It’s not a metaphor like: Man, that 928 catches fire and runs like little Billy away from a beehive. The 928 literally caught on fire. I bled the brakes and accidentally knocked the fluid reservoir cap into the engine bay. After 10 minutes of searching and blowing compressed air throughout, I gave up. It was lodged somewhere not to be seen. I went out for a test drive and to seat the brakes. After my third or fourth 70 mph brake to stop, I smelled something. Plastic burning. Then I saw smoke. I pulled over immediately, opened
up the hood and saw flames at the back of the engine.
I had all my tools but no fire extinguisher. I’m not supposed to have problems, I brought my tools! I looked in vain for something to put out the fire and came up with the tiny, yellow oil fill cap. I ran to a puddle, filled it up and splashed the engine. Twice. The fire went out. I probably could have spit to the same effect. Note to self, buy fire extinguishers. My body and mind still shaking but with no visible car damage, I drove home fast wondering if the plastic cap stuck between the exhaust and heat shield would reignite. It didn’t. But I nearly lost my lunch when a warning light came on. I pretty sure I still smell plastic 100 miles later.

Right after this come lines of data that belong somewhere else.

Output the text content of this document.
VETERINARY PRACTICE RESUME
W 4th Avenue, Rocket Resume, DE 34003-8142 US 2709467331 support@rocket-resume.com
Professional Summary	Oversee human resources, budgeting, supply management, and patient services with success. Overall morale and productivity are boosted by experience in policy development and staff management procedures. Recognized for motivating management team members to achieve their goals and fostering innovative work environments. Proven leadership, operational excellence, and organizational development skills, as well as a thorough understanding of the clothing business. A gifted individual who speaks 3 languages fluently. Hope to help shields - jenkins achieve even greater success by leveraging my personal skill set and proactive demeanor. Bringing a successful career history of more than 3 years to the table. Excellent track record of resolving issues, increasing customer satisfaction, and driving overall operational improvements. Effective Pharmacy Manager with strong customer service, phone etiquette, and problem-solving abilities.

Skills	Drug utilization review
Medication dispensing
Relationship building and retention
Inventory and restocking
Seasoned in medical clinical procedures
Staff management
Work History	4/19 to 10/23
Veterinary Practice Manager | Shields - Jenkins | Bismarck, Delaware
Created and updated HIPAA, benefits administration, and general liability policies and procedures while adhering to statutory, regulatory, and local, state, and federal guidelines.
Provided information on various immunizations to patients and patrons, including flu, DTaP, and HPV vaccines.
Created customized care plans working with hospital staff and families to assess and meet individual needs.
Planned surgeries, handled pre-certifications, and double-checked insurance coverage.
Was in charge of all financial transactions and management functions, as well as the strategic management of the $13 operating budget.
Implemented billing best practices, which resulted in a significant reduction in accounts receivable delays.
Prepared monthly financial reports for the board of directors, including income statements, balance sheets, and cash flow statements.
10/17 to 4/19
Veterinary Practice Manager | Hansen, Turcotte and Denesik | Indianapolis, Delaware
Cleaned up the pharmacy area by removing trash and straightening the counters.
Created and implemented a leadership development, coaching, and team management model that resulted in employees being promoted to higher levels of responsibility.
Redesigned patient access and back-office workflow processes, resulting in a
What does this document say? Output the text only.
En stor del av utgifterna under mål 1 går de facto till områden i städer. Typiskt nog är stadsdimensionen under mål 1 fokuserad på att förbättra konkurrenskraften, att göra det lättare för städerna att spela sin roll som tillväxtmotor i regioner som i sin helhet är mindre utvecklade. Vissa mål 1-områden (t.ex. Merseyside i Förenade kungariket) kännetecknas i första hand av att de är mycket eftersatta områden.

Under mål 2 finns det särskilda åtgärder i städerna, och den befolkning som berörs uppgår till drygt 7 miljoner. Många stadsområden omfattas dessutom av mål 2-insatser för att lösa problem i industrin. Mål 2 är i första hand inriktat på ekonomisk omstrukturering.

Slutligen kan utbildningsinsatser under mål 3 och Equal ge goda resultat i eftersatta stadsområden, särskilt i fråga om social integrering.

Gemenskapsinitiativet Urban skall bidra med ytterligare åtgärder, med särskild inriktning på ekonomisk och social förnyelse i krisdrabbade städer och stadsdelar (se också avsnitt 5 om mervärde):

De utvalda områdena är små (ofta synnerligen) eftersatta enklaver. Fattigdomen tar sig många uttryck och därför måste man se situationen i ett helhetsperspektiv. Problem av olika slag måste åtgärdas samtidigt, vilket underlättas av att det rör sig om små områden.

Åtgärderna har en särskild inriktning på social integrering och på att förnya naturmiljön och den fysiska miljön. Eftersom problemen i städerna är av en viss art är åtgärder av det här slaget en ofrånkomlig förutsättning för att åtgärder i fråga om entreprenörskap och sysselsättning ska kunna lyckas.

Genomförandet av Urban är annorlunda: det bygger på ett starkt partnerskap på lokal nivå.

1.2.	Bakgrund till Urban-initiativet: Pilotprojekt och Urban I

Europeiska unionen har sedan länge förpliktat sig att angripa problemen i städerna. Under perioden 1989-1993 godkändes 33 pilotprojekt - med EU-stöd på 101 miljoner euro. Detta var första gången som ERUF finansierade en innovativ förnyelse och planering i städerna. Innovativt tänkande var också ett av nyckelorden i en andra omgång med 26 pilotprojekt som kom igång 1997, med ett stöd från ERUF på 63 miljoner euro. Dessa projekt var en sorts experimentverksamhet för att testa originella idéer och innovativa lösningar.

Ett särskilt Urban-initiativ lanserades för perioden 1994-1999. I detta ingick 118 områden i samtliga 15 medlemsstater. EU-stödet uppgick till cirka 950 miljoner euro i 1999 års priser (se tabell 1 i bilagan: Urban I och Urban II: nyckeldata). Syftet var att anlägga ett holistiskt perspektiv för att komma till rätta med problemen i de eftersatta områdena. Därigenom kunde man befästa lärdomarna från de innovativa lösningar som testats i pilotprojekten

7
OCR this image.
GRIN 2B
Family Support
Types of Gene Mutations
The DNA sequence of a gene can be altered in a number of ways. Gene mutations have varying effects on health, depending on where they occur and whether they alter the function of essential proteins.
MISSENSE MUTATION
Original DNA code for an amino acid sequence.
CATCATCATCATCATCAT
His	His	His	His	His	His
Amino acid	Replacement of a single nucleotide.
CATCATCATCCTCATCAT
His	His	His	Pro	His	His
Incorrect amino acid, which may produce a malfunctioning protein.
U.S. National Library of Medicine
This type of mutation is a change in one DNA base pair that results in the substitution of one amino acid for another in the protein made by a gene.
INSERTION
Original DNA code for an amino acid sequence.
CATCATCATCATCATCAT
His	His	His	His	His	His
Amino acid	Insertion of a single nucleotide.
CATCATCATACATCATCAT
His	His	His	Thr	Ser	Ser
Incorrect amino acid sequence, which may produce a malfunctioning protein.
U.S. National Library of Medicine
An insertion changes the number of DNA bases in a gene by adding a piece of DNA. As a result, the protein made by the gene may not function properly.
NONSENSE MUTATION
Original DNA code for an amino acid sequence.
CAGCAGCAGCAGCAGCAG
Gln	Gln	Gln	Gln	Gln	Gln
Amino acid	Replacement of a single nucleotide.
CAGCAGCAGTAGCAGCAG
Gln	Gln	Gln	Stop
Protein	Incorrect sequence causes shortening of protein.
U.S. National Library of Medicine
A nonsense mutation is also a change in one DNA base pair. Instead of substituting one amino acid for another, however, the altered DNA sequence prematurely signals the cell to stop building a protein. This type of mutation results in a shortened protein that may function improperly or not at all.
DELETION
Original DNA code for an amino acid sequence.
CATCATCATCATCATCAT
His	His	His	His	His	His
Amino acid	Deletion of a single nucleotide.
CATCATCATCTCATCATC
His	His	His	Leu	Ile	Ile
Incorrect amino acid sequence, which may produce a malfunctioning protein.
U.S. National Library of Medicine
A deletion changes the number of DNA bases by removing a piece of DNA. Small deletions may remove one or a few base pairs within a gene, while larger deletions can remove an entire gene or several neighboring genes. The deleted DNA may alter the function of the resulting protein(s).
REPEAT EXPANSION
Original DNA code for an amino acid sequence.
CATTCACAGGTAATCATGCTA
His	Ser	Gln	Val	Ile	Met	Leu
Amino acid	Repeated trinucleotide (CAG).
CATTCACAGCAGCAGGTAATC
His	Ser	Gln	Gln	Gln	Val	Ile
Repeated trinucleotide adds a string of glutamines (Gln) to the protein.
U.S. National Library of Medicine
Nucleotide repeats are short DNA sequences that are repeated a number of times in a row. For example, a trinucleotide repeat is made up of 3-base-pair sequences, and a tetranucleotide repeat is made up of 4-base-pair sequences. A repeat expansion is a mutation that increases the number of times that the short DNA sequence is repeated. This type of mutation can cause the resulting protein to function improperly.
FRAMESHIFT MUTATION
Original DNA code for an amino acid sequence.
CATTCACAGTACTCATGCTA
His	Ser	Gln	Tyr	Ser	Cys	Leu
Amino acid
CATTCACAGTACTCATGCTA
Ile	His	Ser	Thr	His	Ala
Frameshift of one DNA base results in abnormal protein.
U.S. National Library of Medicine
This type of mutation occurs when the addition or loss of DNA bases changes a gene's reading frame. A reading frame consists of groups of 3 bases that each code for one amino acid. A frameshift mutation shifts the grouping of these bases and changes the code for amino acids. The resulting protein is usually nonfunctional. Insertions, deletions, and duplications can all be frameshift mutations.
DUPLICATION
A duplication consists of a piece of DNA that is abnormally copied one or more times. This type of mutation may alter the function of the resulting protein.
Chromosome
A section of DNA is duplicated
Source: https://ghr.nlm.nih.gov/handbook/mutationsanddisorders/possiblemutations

The car also received a well earned interior detailing and a new new driver side seat switch. Man are those a bitch to put it. All told, it took me 2.5 hours from startup to clean up. The wires are ridiculously routed through finger size channels that are really good at ripping up fingers. If the process at Porsche was put all seat mechanicals together then skin with foam and leather, I wouldn’t be surprised. The pleasure of trying to jam-wires-in-there and zip tie it all in place lacks any flow or efficiency. And despite it being Porsche in the 80’s, not 90’s when the Japanese consultants tightened them up, Germans are not one for crappy processes. Hey, but guess what. The seat works. Tomorrow maybe I’ll fix the passenger switch that if you remember, I tried to take apart and fix myself. It is still missing one of four functions. $125 later, free shipping from Amazon, I’ll have that switch replaced too.
Paul
Great to see the 928 back on the road, readdy bad luck with the missing cap & fire. Do Amazon sell extinguishers?!
Groosh
Yeah, good luck it went out I guess. Funny, I haven’t shopped Amazon yet for extinguishers but I find they compete on parts I never thought I would find there. These cars aren’t cheap to fix, so a little help with free shipping does me some good.